Entschädigungsanspruch wegen Diskriminierung i. H. v. 5.000 EUR

| Die Aufforderung in einer Stellenanzeige, die Konfession anzugeben, ist ein ausreichendes Indiz für eine unterschiedliche Behandlung wegen der Religion gem. § 22 AGG. |

 

Zu diesem Ergebnis kommt das Arbeitsgericht Karlsruhe (18.9.20, 1 Ca 171/19, Abruf-Nr. 218344). Es gibt einer Bewerberin Recht, die sich als „Atheistin“ bei der Kirche beworben hatte.

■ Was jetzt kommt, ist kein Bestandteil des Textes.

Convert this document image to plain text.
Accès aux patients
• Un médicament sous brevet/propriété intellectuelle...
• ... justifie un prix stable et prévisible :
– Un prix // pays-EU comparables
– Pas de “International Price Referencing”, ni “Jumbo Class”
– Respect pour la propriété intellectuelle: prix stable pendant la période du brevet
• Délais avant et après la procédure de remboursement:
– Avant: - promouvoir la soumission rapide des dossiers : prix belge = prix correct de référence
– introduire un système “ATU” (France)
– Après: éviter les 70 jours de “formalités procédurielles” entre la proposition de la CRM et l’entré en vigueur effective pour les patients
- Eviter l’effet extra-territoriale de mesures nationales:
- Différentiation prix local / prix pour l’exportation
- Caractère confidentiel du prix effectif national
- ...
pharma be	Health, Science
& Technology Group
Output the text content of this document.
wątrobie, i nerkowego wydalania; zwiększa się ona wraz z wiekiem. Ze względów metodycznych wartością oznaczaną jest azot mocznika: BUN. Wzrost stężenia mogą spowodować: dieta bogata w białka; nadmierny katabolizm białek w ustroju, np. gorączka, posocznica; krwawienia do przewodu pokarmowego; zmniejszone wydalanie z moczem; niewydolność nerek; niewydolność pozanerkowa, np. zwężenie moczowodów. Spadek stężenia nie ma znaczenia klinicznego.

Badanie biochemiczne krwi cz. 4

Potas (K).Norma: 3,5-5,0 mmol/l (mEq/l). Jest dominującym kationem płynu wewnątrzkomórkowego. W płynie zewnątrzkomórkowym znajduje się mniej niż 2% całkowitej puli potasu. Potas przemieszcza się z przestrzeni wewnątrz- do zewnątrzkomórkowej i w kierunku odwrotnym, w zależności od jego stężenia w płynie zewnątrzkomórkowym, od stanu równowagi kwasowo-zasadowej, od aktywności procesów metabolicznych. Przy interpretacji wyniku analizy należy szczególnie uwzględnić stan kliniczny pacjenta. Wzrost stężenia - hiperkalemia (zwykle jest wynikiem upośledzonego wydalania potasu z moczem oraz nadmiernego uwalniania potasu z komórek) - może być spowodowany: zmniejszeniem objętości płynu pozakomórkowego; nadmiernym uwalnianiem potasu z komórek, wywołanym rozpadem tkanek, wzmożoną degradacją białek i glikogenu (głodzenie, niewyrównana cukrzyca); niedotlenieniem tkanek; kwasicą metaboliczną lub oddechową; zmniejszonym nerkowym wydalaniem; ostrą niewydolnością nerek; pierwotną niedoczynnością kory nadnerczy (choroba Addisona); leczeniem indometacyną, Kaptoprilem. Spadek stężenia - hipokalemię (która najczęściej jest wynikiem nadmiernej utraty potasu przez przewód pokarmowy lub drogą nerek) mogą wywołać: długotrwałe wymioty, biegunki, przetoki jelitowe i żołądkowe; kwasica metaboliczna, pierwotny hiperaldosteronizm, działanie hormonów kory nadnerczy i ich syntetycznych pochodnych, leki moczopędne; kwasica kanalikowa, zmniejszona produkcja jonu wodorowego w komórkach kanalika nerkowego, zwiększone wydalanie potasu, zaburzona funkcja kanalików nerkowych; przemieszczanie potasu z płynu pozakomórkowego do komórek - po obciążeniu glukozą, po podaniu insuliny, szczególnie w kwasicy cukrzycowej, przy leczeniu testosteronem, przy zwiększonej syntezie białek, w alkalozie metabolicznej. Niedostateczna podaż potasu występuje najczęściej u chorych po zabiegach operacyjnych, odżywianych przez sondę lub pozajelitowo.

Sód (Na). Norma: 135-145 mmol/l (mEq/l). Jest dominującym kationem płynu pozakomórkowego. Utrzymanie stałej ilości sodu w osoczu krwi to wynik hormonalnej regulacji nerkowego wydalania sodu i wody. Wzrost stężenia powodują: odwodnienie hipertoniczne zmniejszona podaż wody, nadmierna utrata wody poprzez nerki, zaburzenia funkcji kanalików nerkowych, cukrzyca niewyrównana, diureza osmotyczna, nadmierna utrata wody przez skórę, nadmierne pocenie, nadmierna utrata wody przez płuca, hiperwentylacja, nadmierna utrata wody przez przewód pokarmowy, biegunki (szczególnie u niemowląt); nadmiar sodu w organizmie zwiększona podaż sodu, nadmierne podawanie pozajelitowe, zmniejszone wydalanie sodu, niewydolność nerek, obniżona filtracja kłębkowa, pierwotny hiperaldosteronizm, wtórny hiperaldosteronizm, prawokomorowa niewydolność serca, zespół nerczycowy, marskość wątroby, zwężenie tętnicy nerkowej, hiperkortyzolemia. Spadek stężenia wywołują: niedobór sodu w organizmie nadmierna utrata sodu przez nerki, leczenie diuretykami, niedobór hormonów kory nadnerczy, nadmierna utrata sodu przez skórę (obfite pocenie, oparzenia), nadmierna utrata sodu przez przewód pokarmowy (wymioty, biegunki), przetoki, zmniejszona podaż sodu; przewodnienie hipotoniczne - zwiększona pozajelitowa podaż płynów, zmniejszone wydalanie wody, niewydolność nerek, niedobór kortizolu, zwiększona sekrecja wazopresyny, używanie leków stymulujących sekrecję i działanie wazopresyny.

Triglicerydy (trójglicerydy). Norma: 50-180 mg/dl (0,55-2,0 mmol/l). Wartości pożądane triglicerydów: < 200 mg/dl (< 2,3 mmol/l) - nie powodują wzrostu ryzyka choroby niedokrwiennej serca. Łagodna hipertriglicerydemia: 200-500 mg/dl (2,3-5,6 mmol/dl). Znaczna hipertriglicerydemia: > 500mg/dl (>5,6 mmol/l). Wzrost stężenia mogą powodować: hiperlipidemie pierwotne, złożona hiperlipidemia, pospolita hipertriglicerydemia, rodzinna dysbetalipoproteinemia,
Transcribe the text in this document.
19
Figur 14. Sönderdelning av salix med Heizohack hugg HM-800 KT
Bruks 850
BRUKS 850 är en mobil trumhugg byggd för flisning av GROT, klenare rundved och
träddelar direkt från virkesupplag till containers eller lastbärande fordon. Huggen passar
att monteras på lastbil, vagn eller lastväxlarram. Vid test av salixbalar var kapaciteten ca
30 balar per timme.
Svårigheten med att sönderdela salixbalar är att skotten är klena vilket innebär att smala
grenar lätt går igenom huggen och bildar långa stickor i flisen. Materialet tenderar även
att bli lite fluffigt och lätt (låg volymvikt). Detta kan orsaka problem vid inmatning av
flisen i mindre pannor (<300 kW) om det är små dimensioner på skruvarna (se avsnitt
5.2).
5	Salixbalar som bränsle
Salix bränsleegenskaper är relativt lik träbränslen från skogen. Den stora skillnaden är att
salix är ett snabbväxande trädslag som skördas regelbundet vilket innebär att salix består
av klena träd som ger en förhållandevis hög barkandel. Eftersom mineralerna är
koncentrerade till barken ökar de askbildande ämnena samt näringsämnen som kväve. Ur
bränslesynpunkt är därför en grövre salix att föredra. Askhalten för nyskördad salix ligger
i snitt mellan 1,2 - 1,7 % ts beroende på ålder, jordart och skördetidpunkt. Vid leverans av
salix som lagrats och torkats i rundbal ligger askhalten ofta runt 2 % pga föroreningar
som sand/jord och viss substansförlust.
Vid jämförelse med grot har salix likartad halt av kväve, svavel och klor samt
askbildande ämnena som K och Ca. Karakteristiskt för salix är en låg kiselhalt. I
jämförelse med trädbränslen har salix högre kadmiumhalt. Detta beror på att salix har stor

Zudem entschied das Arbeitsgericht: Die berufliche Anforderung „Angehörigkeit zu einer bestimmten Religionsgemeinschaft“ sei nur gerechtfertigt, wenn sie angesichts des Ethos der Kirche und der Art der Tätigkeit oder der Umstände ihrer Erbringung eine wesentliche, rechtmäßige und gerechtfertigte berufliche Anforderung darstelle. Die Darlegungs- und Beweislast trage der ArbG. Die Behauptung, die Auswahlentscheidung sei allein nach dem Prinzip der Bestenauslese getroffen worden, sei nicht geeignet, eine Benachteiligung wegen der Religion zu widerlegen.